BEIJING China's plan for a market in air pollution permits promises to help clean up its air cheaply, but the move could prove just as useless as previous environmental policies unless the government stamps out lax enforcement and spotty data.
Smog regularly blankets the country's major urban centers and kills half a million people each year.
The news of plans to launch a market within three years demonstrates China's growing will to tackle environmental problems through market-based tactics, rather than its traditional command-and-control measures.
China has already launched several regional pilot markets to fight rapidly rising greenhouse gas emissions, but even a well-designed pollution market would not work unless the government made sure companies followed the rules, experts said.
"Enforcement will be important to create confidence and establish the credibility of pollution permits," said Olivia Boyd, an energy analyst at IHS World Markets Energy.
This credibility is vital to ensure any emissions trading scheme is stable in the long term, she added.
If buyers lack confidence in the quality of permits, prices and market liquidity would suffer, making them inefficient as an investment driver, Boyd told Reuters.

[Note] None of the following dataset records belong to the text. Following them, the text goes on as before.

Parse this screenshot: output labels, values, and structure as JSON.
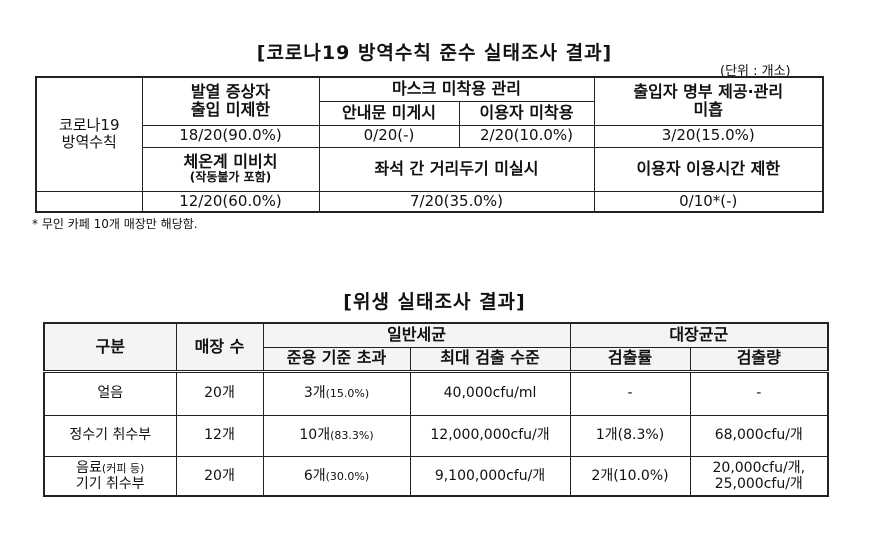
{
  "title1": "[코로나19 방역수칙 준수 실태조사 결과]",
  "unit_note": "(단위 : 개소)",
  "t1": {
    "row_label": [
      "코로나19",
      "방역수칙"
    ],
    "fever": [
      "발열 증상자",
      "출입 미제한"
    ],
    "mask_group": "마스크 미착용 관리",
    "mask_sign": "안내문 미게시",
    "mask_user": "이용자 미착용",
    "register": [
      "출입자 명부 제공·관리",
      "미흡"
    ],
    "v_fever": "18/20(90.0%)",
    "v_mask_sign": "0/20(-)",
    "v_mask_user": "2/20(10.0%)",
    "v_register": "3/20(15.0%)",
    "thermo": "체온계 미비치",
    "thermo_sub": "(작동불가 포함)",
    "distance": "좌석 간 거리두기 미실시",
    "time_limit": "이용자 이용시간 제한",
    "v_thermo": "12/20(60.0%)",
    "v_distance": "7/20(35.0%)",
    "v_time_limit": "0/10*(-)"
  },
  "footnote": "* 무인 카페 10개 매장만 해당함.",
  "title2": "[위생 실태조사 결과]",
  "t2": {
    "h_category": "구분",
    "h_stores": "매장 수",
    "h_general": "일반세균",
    "h_coliform": "대장균군",
    "h_exceed": "준용 기준 초과",
    "h_max": "최대 검출 수준",
    "h_rate": "검출률",
    "h_amount": "검출량",
    "rows": [
      {
        "category": "얼음",
        "category_small": "",
        "category_line2": "",
        "stores": "20개",
        "exceed": "3개",
        "exceed_pct": "(15.0%)",
        "max": "40,000cfu/ml",
        "rate": "-",
        "amount": "-",
        "amount2": ""
      },
      {
        "category": "정수기 취수부",
        "category_small": "",
        "category_line2": "",
        "stores": "12개",
        "exceed": "10개",
        "exceed_pct": "(83.3%)",
        "max": "12,000,000cfu/개",
        "rate": "1개(8.3%)",
        "amount": "68,000cfu/개",
        "amount2": ""
      },
      {
        "category": "음료",
        "category_small": "(커피 등)",
        "category_line2": "기기 취수부",
        "stores": "20개",
        "exceed": "6개",
        "exceed_pct": "(30.0%)",
        "max": "9,100,000cfu/개",
        "rate": "2개(10.0%)",
        "amount": "20,000cfu/개,",
        "amount2": "25,000cfu/개"
      }
    ]
  }
}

Enforcement is a common problem in China, where state-owned enterprises routinely pay government fines instead of meeting environmental regulations, and fake emissions data is a growing problem.

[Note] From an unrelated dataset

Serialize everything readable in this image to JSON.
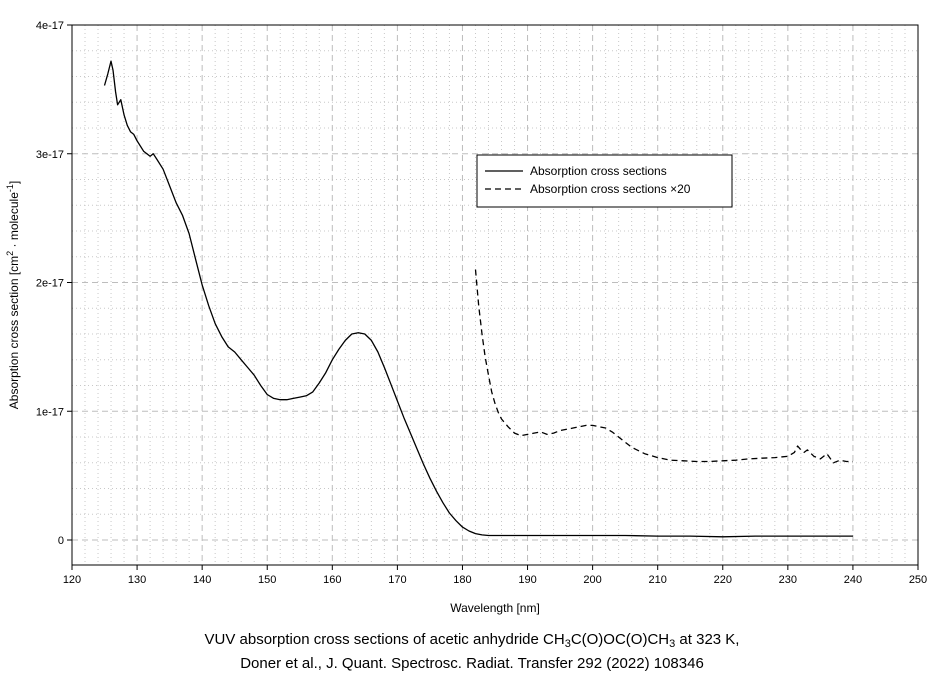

The country has had little success in efforts to boost the powers of the environment ministry to enforce pollution rules.
China has not released any details of its plan, but a pollution market would probably target emissions such as sulfur dioxide (SO2) and nitrous oxide (NOx) from power plants and industrial boilers.
Most power plants have installed scrubbers to cut those emissions, but few use them, as they swell running costs by around 10 percent.
To make such a market effective, China would need to set emission caps sufficiently tight to make permits costly enough to drive investment in cleaner technologies.
But such a move will probably stir up strong opposition from powerful state firms and local governments dependent on tax revenue from big polluters.
"There are still vested interests here that are very strong, and they are going to oppose this," said Barbara Finamore, China director at U.S. think-tank the National Resources Defense Council (NRDC).
The first year of trading in Shenzhen, the first of China's seven regional carbon trading markets, ended with a 10 percent surplus of permits, showing how hard it is to draft environmental rules that bite.
But an efficient SO2 market might spur generators to import more low-sulfur coal from Australia and Southeast Asia, said Deborah Seligsohn, a China energy and environment expert at the University of California at San Diego, besides helping to push up imports of natural gas.